The post-analysis was done largely with CHARMM and the MMTSB Tool Set. The helicity was computed from the average 1–4 H-bond frequency, identified when the distance between the carbonyl oxygen of residue i, Oi, and the amide hydrogen of residue i + 4, HNi+4, d(Oi···HNi+4) ≤ 2.6 Å. Similar distance criteria were used to count the number of native backbone H-bonds in the β-hairpins. Sidechains are considered to be in contact if the shortest distance among heavy atoms is no greater than 4.2 Å. All distributions (or equivalently free energy profiles) were derived from conformations sampled during the last 60 ns of REX simulations. For principal component analysis (PCA), backbone structures of both GB1p and HP5A were first aligned using Cα atoms and then projected onto the first two principal components (PCs) to generate the 2D distributions/free energy profiles.

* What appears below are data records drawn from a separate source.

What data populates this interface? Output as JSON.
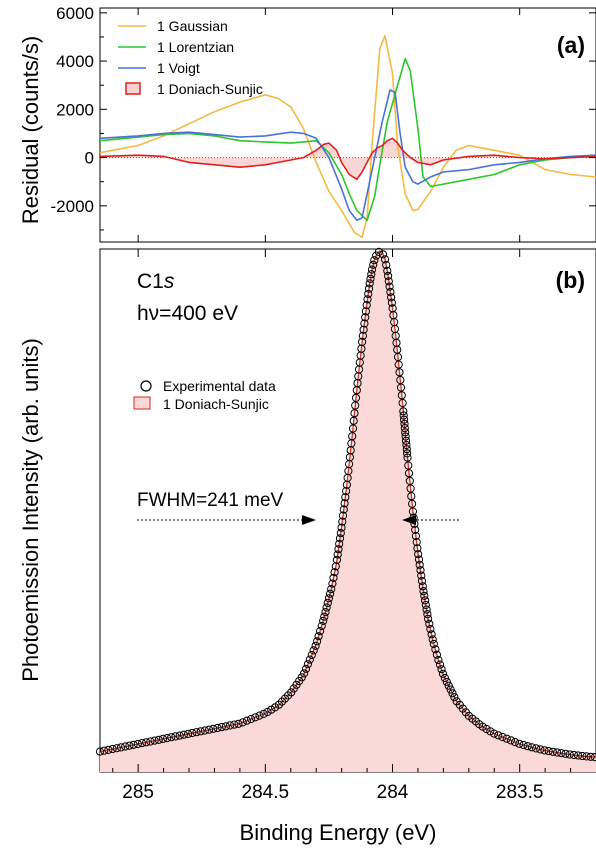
{
  "chart_data": [
    {
      "panel": "(a)",
      "type": "line",
      "ylabel": "Residual (counts/s)",
      "xlim": [
        285.15,
        283.2
      ],
      "ylim": [
        -3500,
        6200
      ],
      "yticks": [
        -2000,
        0,
        2000,
        4000,
        6000
      ],
      "yticklabels": [
        "-2000",
        "0",
        "2000",
        "4000",
        "6000"
      ],
      "grid": false,
      "zero_line": "dotted",
      "legend_position": "top-left",
      "series": [
        {
          "name": "1 Gaussian",
          "color": "#f5b942",
          "x": [
            285.15,
            285.0,
            284.9,
            284.8,
            284.7,
            284.6,
            284.5,
            284.45,
            284.4,
            284.35,
            284.3,
            284.25,
            284.2,
            284.15,
            284.12,
            284.1,
            284.08,
            284.05,
            284.03,
            284.0,
            283.98,
            283.95,
            283.92,
            283.9,
            283.85,
            283.8,
            283.75,
            283.7,
            283.6,
            283.5,
            283.4,
            283.3,
            283.2
          ],
          "y": [
            200,
            500,
            900,
            1400,
            1900,
            2300,
            2600,
            2450,
            2100,
            1200,
            -200,
            -1400,
            -2200,
            -3100,
            -3300,
            -2500,
            600,
            4500,
            5050,
            3500,
            500,
            -1500,
            -2200,
            -2150,
            -1400,
            -400,
            300,
            500,
            300,
            100,
            -500,
            -700,
            -800
          ]
        },
        {
          "name": "1 Lorentzian",
          "color": "#2cc52c",
          "x": [
            285.15,
            285.0,
            284.9,
            284.8,
            284.7,
            284.6,
            284.5,
            284.4,
            284.35,
            284.3,
            284.25,
            284.2,
            284.17,
            284.14,
            284.1,
            284.07,
            284.05,
            284.02,
            283.98,
            283.95,
            283.93,
            283.9,
            283.88,
            283.85,
            283.8,
            283.7,
            283.6,
            283.5,
            283.4,
            283.3,
            283.2
          ],
          "y": [
            700,
            850,
            950,
            1000,
            900,
            700,
            650,
            600,
            650,
            700,
            200,
            -700,
            -1500,
            -2200,
            -2600,
            -1600,
            -300,
            1500,
            3000,
            4100,
            3600,
            1200,
            -800,
            -1200,
            -1100,
            -900,
            -700,
            -300,
            -100,
            0,
            100
          ]
        },
        {
          "name": "1 Voigt",
          "color": "#4a72d6",
          "x": [
            285.15,
            285.0,
            284.9,
            284.8,
            284.7,
            284.6,
            284.5,
            284.4,
            284.35,
            284.3,
            284.25,
            284.2,
            284.17,
            284.14,
            284.12,
            284.1,
            284.07,
            284.04,
            284.01,
            283.99,
            283.97,
            283.95,
            283.92,
            283.9,
            283.85,
            283.8,
            283.7,
            283.6,
            283.5,
            283.4,
            283.3,
            283.2
          ],
          "y": [
            800,
            900,
            1000,
            1050,
            950,
            850,
            900,
            1050,
            1000,
            800,
            0,
            -1300,
            -2200,
            -2600,
            -2500,
            -1500,
            0,
            1500,
            2800,
            2700,
            1000,
            -400,
            -1000,
            -1100,
            -800,
            -600,
            -500,
            -300,
            -200,
            -50,
            50,
            100
          ]
        },
        {
          "name": "1 Doniach-Sunjic",
          "color": "#e0201c",
          "fill": "#fbd2d2",
          "x": [
            285.15,
            285.0,
            284.9,
            284.8,
            284.7,
            284.6,
            284.5,
            284.45,
            284.4,
            284.35,
            284.3,
            284.27,
            284.25,
            284.22,
            284.2,
            284.17,
            284.14,
            284.12,
            284.1,
            284.08,
            284.06,
            284.04,
            284.02,
            284.0,
            283.98,
            283.96,
            283.93,
            283.9,
            283.85,
            283.8,
            283.7,
            283.6,
            283.5,
            283.4,
            283.3,
            283.2
          ],
          "y": [
            50,
            100,
            50,
            -200,
            -300,
            -400,
            -300,
            -200,
            -100,
            0,
            300,
            550,
            600,
            300,
            -200,
            -700,
            -900,
            -600,
            -200,
            200,
            400,
            500,
            700,
            800,
            600,
            300,
            0,
            -200,
            -300,
            -100,
            50,
            100,
            0,
            -50,
            0,
            50
          ]
        }
      ]
    },
    {
      "panel": "(b)",
      "type": "scatter",
      "xlabel": "Binding Energy (eV)",
      "ylabel": "Photoemission Intensity (arb. units)",
      "xlim": [
        285.15,
        283.2
      ],
      "xticks": [
        285,
        284.5,
        284,
        283.5
      ],
      "xticklabels": [
        "285",
        "284.5",
        "284",
        "283.5"
      ],
      "ylim": [
        -0.02,
        1.0
      ],
      "grid": false,
      "legend_position": "upper-left",
      "annotations": {
        "core_level": "C1s",
        "photon_energy": "hν=400 eV",
        "fwhm": "FWHM=241 meV"
      },
      "series": [
        {
          "name": "Experimental data",
          "marker": "open-circle",
          "color": "#000000",
          "x": [
            285.15,
            285.1,
            285.05,
            285.0,
            284.95,
            284.9,
            284.85,
            284.8,
            284.75,
            284.7,
            284.65,
            284.6,
            284.55,
            284.5,
            284.45,
            284.4,
            284.35,
            284.3,
            284.27,
            284.24,
            284.22,
            284.2,
            284.18,
            284.16,
            284.14,
            284.12,
            284.1,
            284.09,
            284.08,
            284.07,
            284.06,
            284.05,
            284.04,
            284.03,
            284.02,
            284.0,
            283.98,
            283.96,
            283.94,
            283.92,
            283.9,
            283.88,
            283.86,
            283.84,
            283.82,
            283.8,
            283.75,
            283.7,
            283.65,
            283.6,
            283.55,
            283.5,
            283.45,
            283.4,
            283.35,
            283.3,
            283.25,
            283.2
          ],
          "y": [
            0.02,
            0.025,
            0.03,
            0.035,
            0.04,
            0.045,
            0.05,
            0.055,
            0.06,
            0.065,
            0.07,
            0.075,
            0.085,
            0.095,
            0.11,
            0.135,
            0.17,
            0.23,
            0.28,
            0.34,
            0.39,
            0.46,
            0.54,
            0.63,
            0.73,
            0.82,
            0.9,
            0.935,
            0.965,
            0.985,
            0.995,
            1.0,
            0.997,
            0.985,
            0.96,
            0.89,
            0.8,
            0.7,
            0.59,
            0.49,
            0.41,
            0.34,
            0.28,
            0.235,
            0.2,
            0.17,
            0.12,
            0.09,
            0.07,
            0.055,
            0.045,
            0.035,
            0.028,
            0.022,
            0.018,
            0.014,
            0.011,
            0.009
          ]
        },
        {
          "name": "1 Doniach-Sunjic",
          "type": "area",
          "color": "#c0392b",
          "fill": "#fbd9d9"
        }
      ]
    }
  ]
}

For folding energetic analysis, all conformations sampled during the last 60 ns of REX at 270 K were assigned to the folded state if NHB ≥ 4 and unfolded states if NHB ≤ 1. The free energy of folding was then calculated as ΔG = −RT ln (Pf/Pu). The folding energy, ΔU, was calculated as the difference between average potential energies of the folded and unfolded sub-ensembles. Given ΔG and ΔU, the folding entropy was estimated as ΔS = (ΔU − ΔG)/T. For GB1m3, the free energy profile (and equivalently the ensemble distribution) is dominated by the folded state (Fig. 2c) and the unfolded minimum is absent. ΔG was thus estimated by setting Pu = 1 − Pf. The low occupancy of the unfolded state at 270 K also prevents reliable estimation of ΔU directly from average potential energies. GB1m3 and HP5A contains the same rigidified loop and ΔS for GB1m3 was thus estimated to be similar to that of HP5A in Table 1. The folding transition temperature (Tm) was estimated as the temperature where Pf = Pu.